狄克跪在空蕩蕩的棺木旁,兩眼呆滯,滿臉的泥水和鮮血。要逮人的警察被娜娜和卡爾擋下,他們亮出身份,表明挖掘墳墓是為了某個案子。盡管匪夷所思,但WFP的名聲擺在那裏,警察不敢隨便抓人,魯巴也吃驚狄克的來頭竟然那麼大。三胞胎和卡奧利拚命忍著眼淚,手指狠狠摳著泥地,除了一副空棺,沒有任何線索,時隔十六年,要到哪裏去找線索?黛西或許是唯一的知情人,但她瘋了,若不是她瘋了,恐怕他們也不會知道這個秘密。已經過去了十六年,就算翻查當年的案卷,也未必能找到什麼,而且還是以自然死亡定案的。黛西的父親會被火化,骨灰會在沒有人認領的情況下葬到公共墓地,不可能還會留下線索。那麼又有誰來告訴他們,他們的母親現在在哪裏,又怎麼樣了?

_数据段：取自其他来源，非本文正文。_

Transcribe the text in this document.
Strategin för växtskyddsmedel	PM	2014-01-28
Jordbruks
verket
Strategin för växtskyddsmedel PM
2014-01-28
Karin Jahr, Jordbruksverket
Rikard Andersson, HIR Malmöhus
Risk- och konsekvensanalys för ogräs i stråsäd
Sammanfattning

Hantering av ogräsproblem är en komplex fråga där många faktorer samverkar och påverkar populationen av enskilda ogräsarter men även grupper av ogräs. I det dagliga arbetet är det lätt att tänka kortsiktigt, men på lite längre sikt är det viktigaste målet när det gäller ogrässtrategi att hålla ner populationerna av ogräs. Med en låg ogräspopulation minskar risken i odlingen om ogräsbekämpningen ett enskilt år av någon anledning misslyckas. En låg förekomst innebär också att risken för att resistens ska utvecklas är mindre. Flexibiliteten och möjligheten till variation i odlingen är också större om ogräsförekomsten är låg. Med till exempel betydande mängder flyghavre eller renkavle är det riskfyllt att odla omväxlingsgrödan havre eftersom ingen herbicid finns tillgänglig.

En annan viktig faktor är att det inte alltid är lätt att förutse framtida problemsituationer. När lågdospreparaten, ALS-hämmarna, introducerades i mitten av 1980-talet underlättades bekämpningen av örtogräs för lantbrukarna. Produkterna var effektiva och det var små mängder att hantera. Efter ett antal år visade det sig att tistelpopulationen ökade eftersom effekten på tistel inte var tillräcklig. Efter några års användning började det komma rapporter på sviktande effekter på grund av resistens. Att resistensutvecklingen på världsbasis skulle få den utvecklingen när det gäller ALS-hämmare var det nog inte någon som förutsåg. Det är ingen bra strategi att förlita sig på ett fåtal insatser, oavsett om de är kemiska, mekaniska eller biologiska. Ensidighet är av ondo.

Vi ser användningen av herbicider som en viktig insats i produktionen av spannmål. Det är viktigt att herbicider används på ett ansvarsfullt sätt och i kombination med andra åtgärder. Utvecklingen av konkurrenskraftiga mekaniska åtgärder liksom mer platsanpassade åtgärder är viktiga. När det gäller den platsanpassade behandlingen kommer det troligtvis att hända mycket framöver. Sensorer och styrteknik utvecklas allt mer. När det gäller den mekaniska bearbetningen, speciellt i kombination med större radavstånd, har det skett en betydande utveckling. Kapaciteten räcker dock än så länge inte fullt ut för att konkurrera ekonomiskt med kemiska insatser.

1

或許是旁觀者清,卡爾、娜娜和歐陽決總覺得有些地方不對勁,但是到底是哪裏不對勁卻說不出來。若是土耳其王妃還在WFP的話,或許她能找到什麼線索也說不定,但這都是空話,她已被白烏鴉擄走,不可能有生還的機會,當務之急是安撫狄克。他看上去好似已經崩潰了,甚至連表情都沒有,像個木偶一樣,他們不敢上前驚擾,怕他會像沙子堆砌的雕像一般,一碰就會散。
還有,Memory又要怎麼辦?她和狄克連孩子都已經有了。三人心裏一凜,她與悠如此相似,就像同一個人,除了年紀。他們並不能確定心裏的想法是不是正確,隻想問個清楚,最起碼這可能會是一個線索。他們四處尋找,卻不見她的身影,剛剛明明還在的。

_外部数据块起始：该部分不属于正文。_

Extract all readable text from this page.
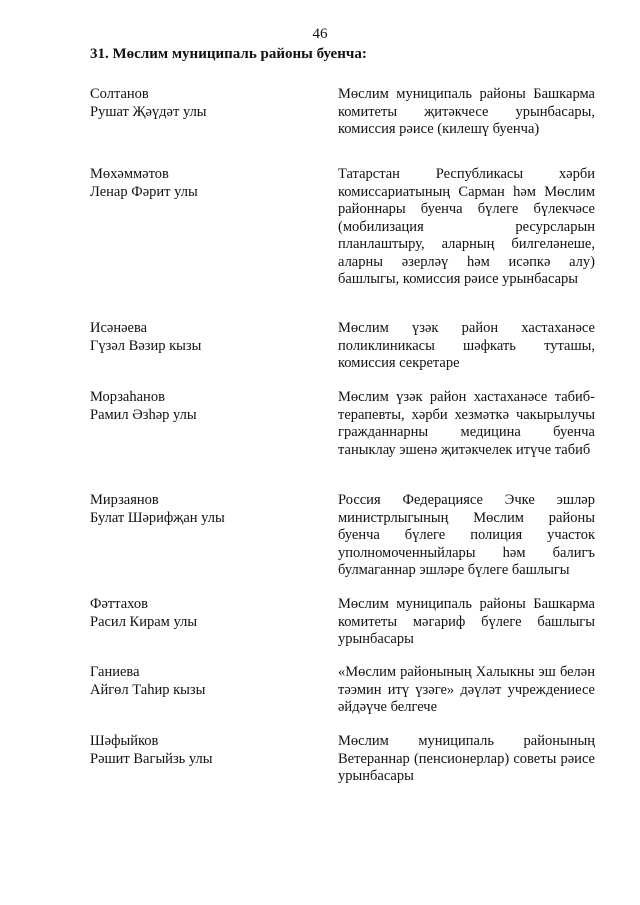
46
31. Мөслим муниципаль районы буенча:
Солтанов
Рушат Җәүдәт улы
Мөслим муниципаль районы Башкарма комитеты җитәкчесе урынбасары, комиссия рәисе (килешү буенча)
Мөхәммәтов
Ленар Фәрит улы
Татарстан Республикасы хәрби комиссариатының Сарман һәм Мөслим районнары буенча бүлеге бүлекчәсе (мобилизация ресурсларын планлаштыру, аларның билгеләнеше, аларны әзерләү һәм исәпкә алу) башлыгы, комиссия рәисе урынбасары
Исәнәева
Гүзәл Вәзир кызы
Мөслим үзәк район хастаханәсе поликлиникасы шәфкать туташы, комиссия секретаре
Морзаһанов
Рамил Әзһәр улы
Мөслим үзәк район хастаханәсе табиб-терапевты, хәрби хезмәткә чакырылучы гражданнарны медицина буенча таныклау эшенә җитәкчелек итүче табиб
Мирзаянов
Булат Шәрифҗан улы
Россия Федерациясе Эчке эшләр министрлыгының Мөслим районы буенча бүлеге полиция участок уполномоченныйлары һәм балигъ булмаганнар эшләре бүлеге башлыгы
Фәттахов
Расил Кирам улы
Мөслим муниципаль районы Башкарма комитеты мәгариф бүлеге башлыгы урынбасары
Ганиева
Айгөл Таһир кызы
«Мөслим районының Халыкны эш белән тәэмин итү үзәге» дәүләт учреждениесе әйдәүче белгече
Шәфыйков
Рәшит Вагыйзь улы
Мөслим муниципаль районының Ветераннар (пенсионерлар) советы рәисе урынбасары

另一邊,薩魯雖沒有那麼驚心動魄,但也精彩紛呈,他追到了翠,在黑夜裏動起了手。薩魯貴為親王,一般而言像他這般高貴的人學武不過是強身健體,但愛妻如命的他,對於這方麵的培養非常自覺。何況他在三千多年前可是帶兵上陣的赫梯皇帝,無論謀略還是身手都出類拔萃。薩魯鄙夷地瞧著對手,眼中卻有驕傲,他的露娜猜得一點不錯,這個八老的護衛果然是內奸。